疎開しなかったM君

 明主様が東京にお住いになり、民間療法の名でお救いをされていた当時のことです。

 明主様は、たしか昭和十五、六年ごろから主なお弟子には東京が灰燼となるのをひそかに警告しておられましたが、その後十六年、太平洋戦が始まり、緒戦の華々しい大勝利の報道に国民が熱狂していたころには、大都市在住の信徒一般にも疎開の用意をするよう、しきりにお奨めになっていました。

 そして、お言葉のままただちに疎開して、戦火からも飢えからも守られて、新たな栄えを与えられた信徒も数多くありましたし、疎開のお言葉はいただかずとも御守護あつく、火焔のさ中から逃れたり、なんら戦火の被害を蒙らない大奇蹟も、枚挙にいとまないほどありましたが、中にはお言葉を軽視して、あたら救わるべき生命までも失った異例の人もありました。

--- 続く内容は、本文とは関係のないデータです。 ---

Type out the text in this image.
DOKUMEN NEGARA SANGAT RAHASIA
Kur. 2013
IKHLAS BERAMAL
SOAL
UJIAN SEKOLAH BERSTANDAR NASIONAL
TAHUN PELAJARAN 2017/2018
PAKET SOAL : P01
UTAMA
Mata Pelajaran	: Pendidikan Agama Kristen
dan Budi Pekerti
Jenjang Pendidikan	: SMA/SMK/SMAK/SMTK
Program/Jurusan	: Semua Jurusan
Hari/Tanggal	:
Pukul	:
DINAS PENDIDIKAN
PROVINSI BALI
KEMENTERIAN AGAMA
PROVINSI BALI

 われわれが最も意外だったのは、当時の、いわば幹部級の地位にあった深川区のM君の惨事であります。
同君には“深川辺は最も危険性が多いから”と、再三早期疎開をお奨めになっておられましたが、かれのあいまいな返事には、お言葉に従おうとする熱意が欠けているのが見受けられました。

 私がかれと最後に遇ったのは強羅の旅館でしたから、明主様が箱根ご移居後の十九年七、八月であったでしょう。もちろん在京信徒の大部分は疎開を完了し、空襲もようやく本格的になったころでした。私はその時疎開先のことを尋ねましたが、「探してはいるが、適当な家がない」と答えるかれの恬然たる態度を解しかねたのを記憶しています。まだそのころまでなら、探せば家はあるはずだから、やはり真剣な疎開の意志はなかったのです。

 その後、下町一帯の大空襲がありましたが、信徒の奇蹟を通常事としていたわれわれは、さしてかれの安否を思いませんでしたが、いっこう姿をみせなくなったのを訝っているうちに行方不明の情報があり、熱海へ移ってから、田舎でただひとり生き残った長女が訪ねて来て、M君親子五名の焼死を確認したことを号泣とともに語り、茫然としているので慰める言葉もなかったのです。

 そして、M君の悲劇は、われわれに貴重な教訓を提供しました。すなわち、明主様のお言葉は絶対のものであり、ご指示への向背は、かくも大きい運命の相違を結集するからであります。

 いうまでもなく、かれが、もし明主様のお救いの言葉を素直に遵守したならば、このような目をおおう悲惨事に遇わなかったにちがいありません。かれがお言葉に従わなかったことは、お救いへの反逆であり、一家心中的自殺行為であったので、だれも怨みようもないのです。